Botanical Colors is being nominated for its creative way of using natural and sustainable sources for its dyes while supporting farming communities and small producers. Industrial dyeing is one of the top polluters in the world, consuming enormous amounts of energy, water, and petrochemical based colorants that leave chemical pollutants in the water when washed. Botanical Colors combats this conventional dyeing process by supplying artisans with the materials and knowledge to dye textiles in a way that uses less water, is non-toxic and biodegradable, and utilizes colors that are sustainably derived from natural sources such as food waste products (such as pomegranate skins). Furthermore, Botanical Colors is a supporter of the movement to bring textile jobs back to the U.S.

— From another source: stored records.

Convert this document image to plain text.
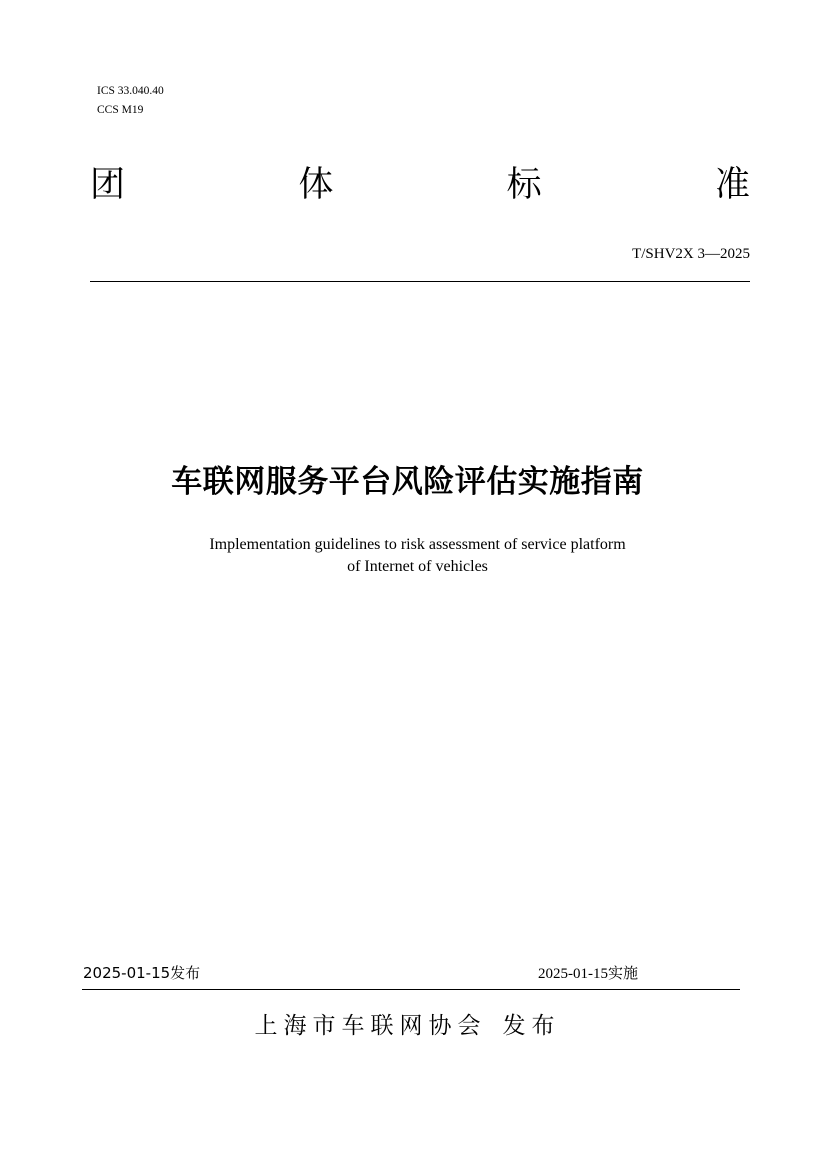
ICS 33.040.40
CCS M19
团	体	标	准
T/SHV2X 3—2025
车联网服务平台风险评估实施指南
Implementation guidelines to risk assessment of service platform
of Internet of vehicles
2025-01-15发布	2025-01-15实施
上海市车联网协会 发布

Dwell Development: New Rainier Vista
Dwell Development is being nominated for building the 42-home sustainable micro-community, New Rainier Vista, which allows for net-zero living. Created in collaboration with the architecture firm Julian Weber Architects, each unique home is 5-Star Built Green certified. Features include solar-ready rooftop configurations, advanced framing, high impact insulation, triple-glazed windows, tankless on demand hot water, radiant heating systems or uber efficient ductless mini-splits, as well as heat recovery ventilation systems (HRV) to help prepare the home for net zero energy usage in the future. One of the homes is certified as Net Energy Positive (HERS -1) and is officially Seattle’s first net positive spec home. The main aim of the project was to create a community that brings together like-minded individuals in Seattle who value community, sustainability and modern design.
Evrnu is being nominated for its revolutionary technology upcycles cotton garment waste by breaking it down to create a new pristine fiber which can be used for new garment productions. The social purpose corporation creates products using minimal virgin resources and generates no waste. Evrnu’s objective is to recycle these discarded fibers to create premium textiles and provide a solution to the problem of textile waste. Envru’s fiber upcycling technology allows designers to have high-quality fibers without creating significant impact to the environment and cutting greenhouse gases in half. Evrnu is the first and only invention of its kind to be commercialized in the United States.

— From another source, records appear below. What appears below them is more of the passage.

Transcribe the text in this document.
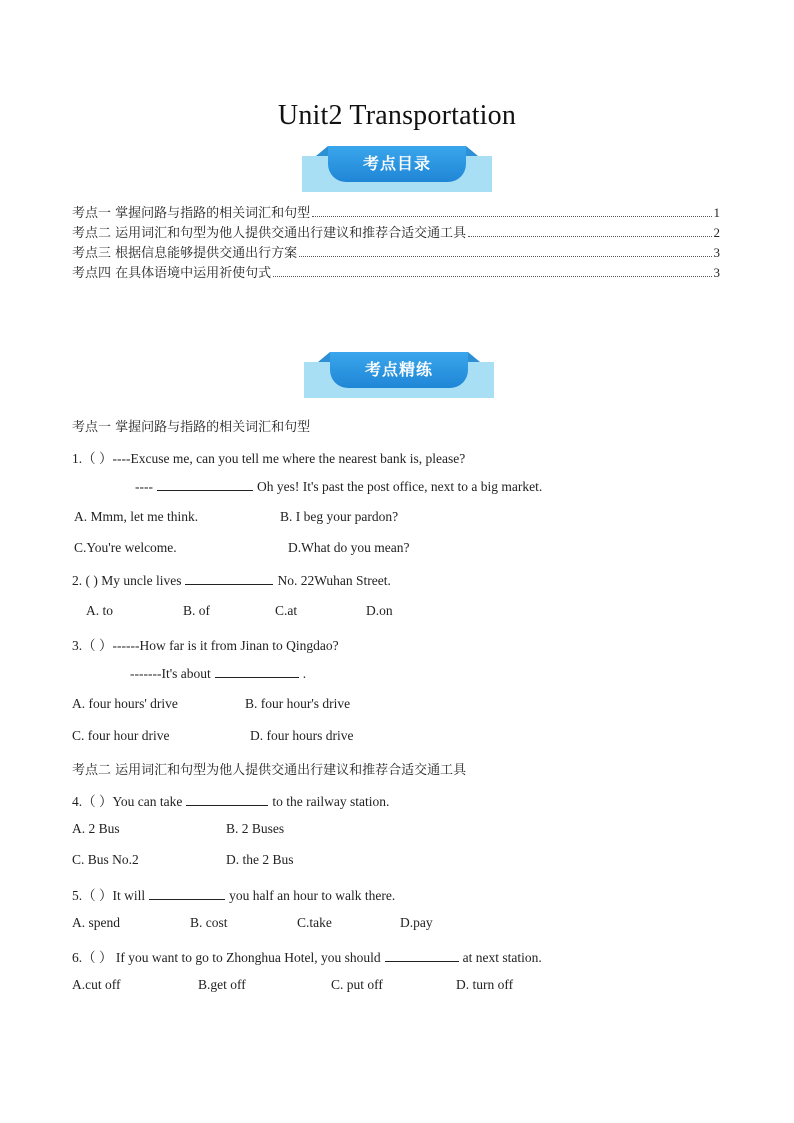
Unit2 Transportation
考点目录
考点一 掌握问路与指路的相关词汇和句型	1
考点二 运用词汇和句型为他人提供交通出行建议和推荐合适交通工具	2
考点三 根据信息能够提供交通出行方案	3
考点四 在具体语境中运用祈使句式	3
考点精练
考点一 掌握问路与指路的相关词汇和句型
1.（ ）----Excuse me, can you tell me where the nearest bank is, please?
----	Oh yes! It's past the post office, next to a big market.
A. Mmm, let me think.	B. I beg your pardon?
C.You're welcome.	D.What do you mean?
2. ( ) My uncle lives	No. 22Wuhan Street.
A. to	B. of	C.at	D.on
3.（ ）------How far is it from Jinan to Qingdao?
-------It's about	.
A. four hours' drive	B. four hour's drive
C. four hour drive	D. four hours drive
考点二 运用词汇和句型为他人提供交通出行建议和推荐合适交通工具
4.（ ）You can take	to the railway station.
A. 2 Bus	B. 2 Buses
C. Bus No.2	D. the 2 Bus
5.（ ）It will	you half an hour to walk there.
A. spend	B. cost	C.take	D.pay
6.（ ） If you want to go to Zhonghua Hotel, you should	at next station.
A.cut off	B.get off	C. put off	D. turn off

Modumetal is being nominated for its creation of a revolutionary new nanolaminated alloy that is stronger and lighter than steel, more corrosion resistant than galvanized, and more durable than chrome. Modumetal uses a process similar to electroplating, where electricity is used to create a metal coating on a surface. The company employs nanotechnology to closely control the conditions and substances through which electroplating occurs. Essentially, the process involves growing metal on a surface in a way that makes it easier to shape the material’s characteristics with precision, using less energy, and saving money. Layer-by-layer, Modumetal grows metal similar to how the environment controls conditions related to a tree’s growth. Their product could mark a breakthrough for the construction, automotive, and oil and gas industries.

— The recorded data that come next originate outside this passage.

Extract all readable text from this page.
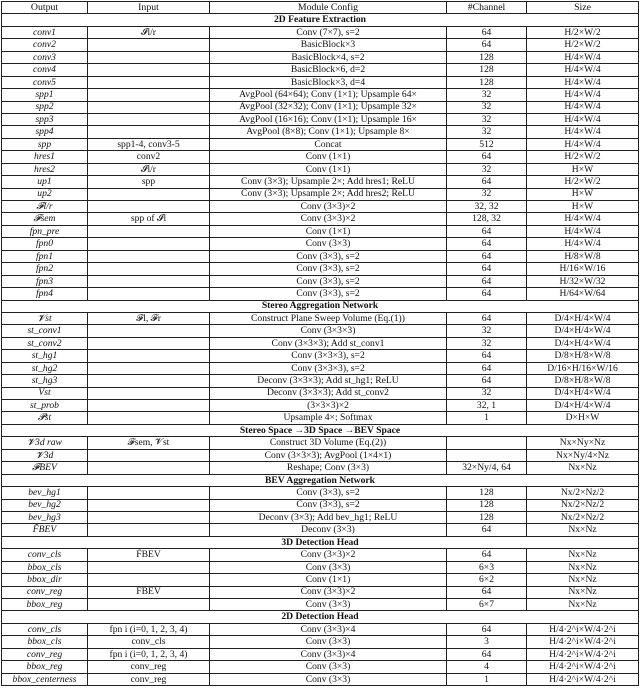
Output	Input	Module Config	#Channel	Size
2D Feature Extraction				
conv1	𝓘l/r	Conv (7×7), s=2	64	H/2×W/2
conv2		BasicBlock×3	64	H/2×W/2
conv3		BasicBlock×4, s=2	128	H/4×W/4
conv4		BasicBlock×6, d=2	128	H/4×W/4
conv5		BasicBlock×3, d=4	128	H/4×W/4
spp1		AvgPool (64×64); Conv (1×1); Upsample 64×	32	H/4×W/4
spp2		AvgPool (32×32); Conv (1×1); Upsample 32×	32	H/4×W/4
spp3		AvgPool (16×16); Conv (1×1); Upsample 16×	32	H/4×W/4
spp4		AvgPool (8×8); Conv (1×1); Upsample 8×	32	H/4×W/4
spp	spp1-4, conv3-5	Concat	512	H/4×W/4
hres1	conv2	Conv (1×1)	64	H/2×W/2
hres2	𝓘l/r	Conv (1×1)	32	H×W
up1	spp	Conv (3×3); Upsample 2×; Add hres1; ReLU	64	H/2×W/2
up2		Conv (3×3); Upsample 2×; Add hres2; ReLU	32	H×W
𝓕l/r		Conv (3×3)×2	32, 32	H×W
𝓕sem	spp of 𝓘l	Conv (3×3)×2	128, 32	H/4×W/4
fpn_pre		Conv (1×1)	64	H/4×W/4
fpn0		Conv (3×3)	64	H/4×W/4
fpn1		Conv (3×3), s=2	64	H/8×W/8
fpn2		Conv (3×3), s=2	64	H/16×W/16
fpn3		Conv (3×3), s=2	64	H/32×W/32
fpn4		Conv (3×3), s=2	64	H/64×W/64
Stereo Aggregation Network				
𝓥st	𝓕l, 𝓕r	Construct Plane Sweep Volume (Eq.(1))	64	D/4×H/4×W/4
st_conv1		Conv (3×3×3)	32	D/4×H/4×W/4
st_conv2		Conv (3×3×3); Add st_conv1	32	D/4×H/4×W/4
st_hg1		Conv (3×3×3), s=2	64	D/8×H/8×W/8
st_hg2		Conv (3×3×3), s=2	64	D/16×H/16×W/16
st_hg3		Deconv (3×3×3); Add st_hg1; ReLU	64	D/8×H/8×W/8
Ṽst		Deconv (3×3×3); Add st_conv2	32	D/4×H/4×W/4
st_prob		(3×3×3)×2	32, 1	D/4×H/4×W/4
𝓟st		Upsample 4×; Softmax	1	D×H×W
Stereo Space →3D Space →BEV Space				
𝓥3d raw	𝓕sem, 𝓥st	Construct 3D Volume (Eq.(2))		Nx×Ny×Nz
𝓥3d		Conv (3×3×3); AvgPool (1×4×1)		Nx×Ny/4×Nz
𝓕BEV		Reshape; Conv (3×3)	32×Ny/4, 64	Nx×Nz
BEV Aggregation Network				
bev_hg1		Conv (3×3), s=2	128	Nx/2×Nz/2
bev_hg2		Conv (3×3), s=2	128	Nx/2×Nz/2
bev_hg3		Deconv (3×3); Add bev_hg1; ReLU	128	Nx/2×Nz/2
F̃BEV		Deconv (3×3)	64	Nx×Nz
3D Detection Head				
conv_cls	F̃BEV	Conv (3×3)×2	64	Nx×Nz
bbox_cls		Conv (3×3)	6×3	Nx×Nz
bbox_dir		Conv (1×1)	6×2	Nx×Nz
conv_reg	F̃BEV	Conv (3×3)×2	64	Nx×Nz
bbox_reg		Conv (3×3)	6×7	Nx×Nz
2D Detection Head				
conv_cls	fpn i (i=0, 1, 2, 3, 4)	Conv (3×3)×4	64	H/4·2^i×W/4·2^i
bbox_cls	conv_cls	Conv (3×3)	3	H/4·2^i×W/4·2^i
conv_reg	fpn i (i=0, 1, 2, 3, 4)	Conv (3×3)×4	64	H/4·2^i×W/4·2^i
bbox_reg	conv_reg	Conv (3×3)	4	H/4·2^i×W/4·2^i
bbox_centerness	conv_reg	Conv (3×3)	1	H/4·2^i×W/4·2^i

Paladino and Company: Seattle headquarters
Paladino and Company is being nominated for its creative and advanced renovation of their Seattle headquarters that achieved near-zero carbon emission and LEED v4 Gold certification– only the seventh v4 project to be certified in the world, and the first in the Pacific Northwest. Recognizing the potential to showcase the benefits of sustainable spaces, Paladino and Company, in collaboration with SKB Architects Schuchart, aligned sustainability features to the goal of an office space that positively impacts the community and environment, supports the wellness of employees, and advances the firm’s mission and vision of a sustainable future. The team prioritized the creation of a space that allowed collaboration, natural ventilation, and daylight to flow freely throughout the space, while a raw space was left as a reminder of the building’s history and preserved to demonstrate that simple, expressive materials can be beautiful and highly sustainable.